By Beth Lawrence

Sidewalks are sometimes hard to come by in the places where they’re most needed in rural areas, especially well populated rural areas.

Jackson County now has a plan to change that.

The Board of Commissioners recently approved Jackson County Walks – a plan that would improve pedestrian access across the county.

The changes won’t come soon because counties do not typically create or maintain roads and require the services of the N.C. Department of Transportation.

“Because (sidewalk) recommendation is found in the pedestrian plan, the new DOT Complete Streets policy states that DOT will bear 100 percent of the cost whereas in previous years the county or municipalities would have a cost share,” Planning Director Mike Poston said. “By having this pedestrian plan, when DOT has a project that they’re going to do they have to evaluate the plan and include the sidewalks. If they’re going to modernize a road, and we have that road shown as needing pedestrian facilities, they will include that into the design.”

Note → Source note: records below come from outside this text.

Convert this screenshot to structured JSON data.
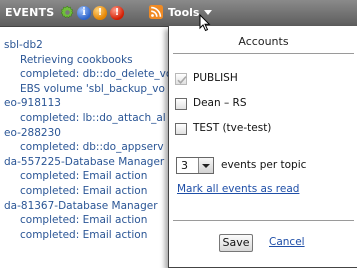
{
  "header": {
    "title": "EVENTS",
    "tools_label": "Tools",
    "icons": [
      "gear-icon",
      "info-icon",
      "warning-icon",
      "error-icon",
      "rss-icon"
    ],
    "info_glyph": "i",
    "warning_glyph": "!",
    "error_glyph": "!"
  },
  "feed": [
    {
      "text": "sbl-db2",
      "indent": false
    },
    {
      "text": "Retrieving cookbooks",
      "indent": true
    },
    {
      "text": "completed: db::do_delete_vo",
      "indent": true
    },
    {
      "text": "EBS volume 'sbl_backup_vo",
      "indent": true
    },
    {
      "text": "eo-918113",
      "indent": false
    },
    {
      "text": "completed: lb::do_attach_al",
      "indent": true
    },
    {
      "text": "eo-288230",
      "indent": false
    },
    {
      "text": "completed: db::do_appserv",
      "indent": true
    },
    {
      "text": "da-557225-Database Manager",
      "indent": false
    },
    {
      "text": "completed: Email action",
      "indent": true
    },
    {
      "text": "completed: Email action",
      "indent": true
    },
    {
      "text": "da-81367-Database Manager",
      "indent": false
    },
    {
      "text": "completed: Email action",
      "indent": true
    },
    {
      "text": "completed: Email action",
      "indent": true
    }
  ],
  "popup": {
    "title": "Accounts",
    "accounts": [
      {
        "label": "PUBLISH",
        "checked": true,
        "disabled": true
      },
      {
        "label": "Dean – RS",
        "checked": false,
        "disabled": false
      },
      {
        "label": "TEST (tve-test)",
        "checked": false,
        "disabled": false
      }
    ],
    "events_per_topic_value": "3",
    "events_per_topic_label": "events per topic",
    "mark_all_label": "Mark all events as read",
    "save_label": "Save",
    "cancel_label": "Cancel"
  },
  "colors": {
    "header_bg": "#6e6e6e",
    "link": "#2a5595",
    "accent_info": "#2d63c8",
    "accent_warning": "#e38300",
    "accent_error": "#d21c00",
    "accent_rss": "#f08a24"
  }
}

The plan is the result of a study conducted by Traffic Planning and Design of Asheville and focus groups from across the county, including elected officials, public health, parks and recreation and local planning committees.

The county received a 70/30 grant from DOT to conduct the study.

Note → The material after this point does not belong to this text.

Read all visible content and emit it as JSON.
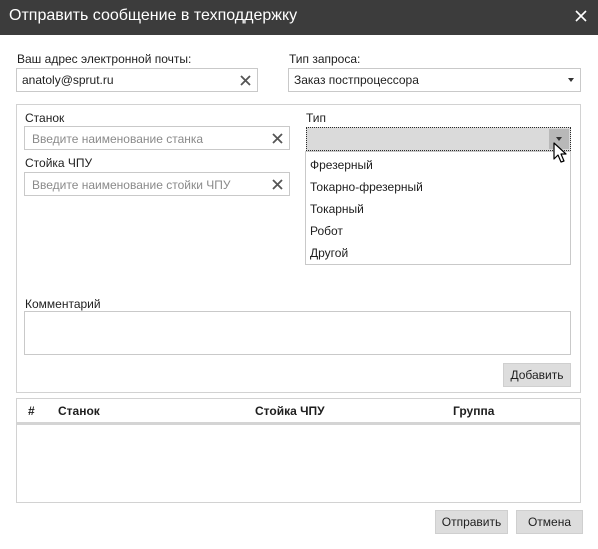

The study identified 120 projects, including sidewalks, footpaths and crossings that could improve pedestrian access and created a top 10 priority list.

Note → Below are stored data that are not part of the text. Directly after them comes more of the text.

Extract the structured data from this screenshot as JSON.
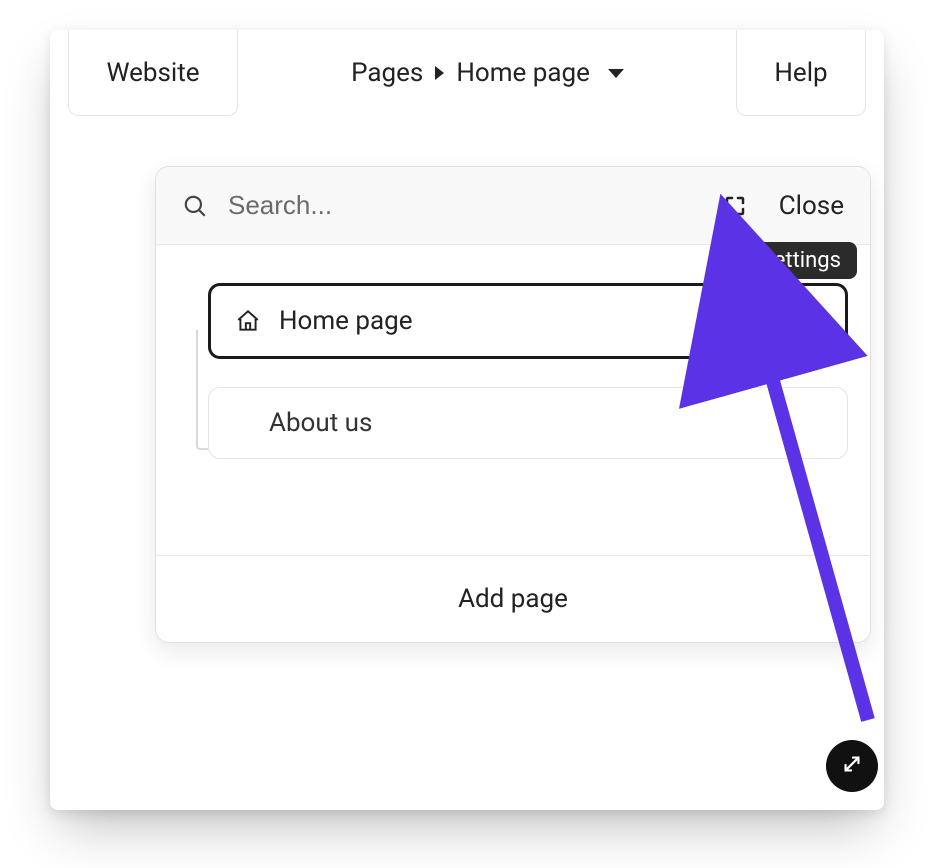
{
  "topbar": {
    "website_label": "Website",
    "pages_label": "Pages",
    "current_page": "Home page",
    "help_label": "Help"
  },
  "panel": {
    "search_placeholder": "Search...",
    "close_label": "Close",
    "settings_tooltip": "Settings",
    "add_page_label": "Add page",
    "pages": [
      {
        "label": "Home page",
        "is_home": true,
        "active": true
      },
      {
        "label": "About us",
        "is_home": false,
        "active": false
      }
    ]
  }
}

“There may be some greenway segments that we’ve prioritized in this plan to update our greenway, those are things that the county could get involved with over time that wouldn’t necessarily be in conjunction with a DOT project,” Poston said.

Study results were presented to commissioners by TPD consultant Kristy Carter at the board’s July 13 work session, and commissioners voted unanimously to accept the plan at their Sept. 7 regular meeting.

The goal of the study was to assess where more sidewalks, greenways and crossings could be implemented to reduce pedestrian-involved crashes, create better pedestrian access to schools and colleges and improve county health outcomes by encouraging walking for recreation and other needs.

Having better pedestrian access also creates equity, the study found.

Sidewalks and greenways make movement easier for those who cannot afford cars to access shopping and work and for those with mobility issues to move around towns and neighborhoods, Carter said.

A 2018 Benchmarking report found that for those with low income jobs, walking is often their only means of transportation to work, she said.

Nearly 19 percent of Jackson households meet poverty thresholds.

Commissioners Boyce Deitz and Gayle Woody pointed out the issues with Skyland Drive which is frequently used by pedestrians often walking on narrow road shoulders and occasionally in the street as an example of the great need for more sidewalks.

“There’s old people, young people, people carrying babies, pushing carts and everything else walking down that road every day,” Deitz said. “They’re having to walk through there and push bushes back. That’s not a fun walk; that’s not an ‘I’m going to get exercise walk.’ All these people are walking that road every day to go to work, go get groceries. They don’t have a car.”

Skyland is not part of the plan because improvements were already developed by the town of Sylva and DOT and could begin in 2022.

The study also noted that 14 percent of Jackson County residents have a disability.

Improving sidewalks makes better transportation safety for both pedestrians and drivers.

“Improving pedestrian safety also means that they’re not walking in the middle of the road, and they’re not walking on the shoulder,” Poston said. “They’ve got a facility that’s designed for that movement. It reduces the chances of pedestrian automobile conflict. As you build out this network, people have a dedicated space to walk.”

Jackson County has “quite a number of pedestrian fatalities,” Carter said. “You do have a higher than average number of crashes for a county your size.”

There were 29 pedestrian-involved crashes between 2015 and 2019: eight were in the Western Carolina University and Cullowhee areas, 13 were in Sylva town limits, 12 were at or near an intersection and three resulted in pedestrian deaths.

The study also found more greenways could entice people to walk for recreation and improve health outcomes. Greenways could also bolster Jackson’s outdoor tourism industry.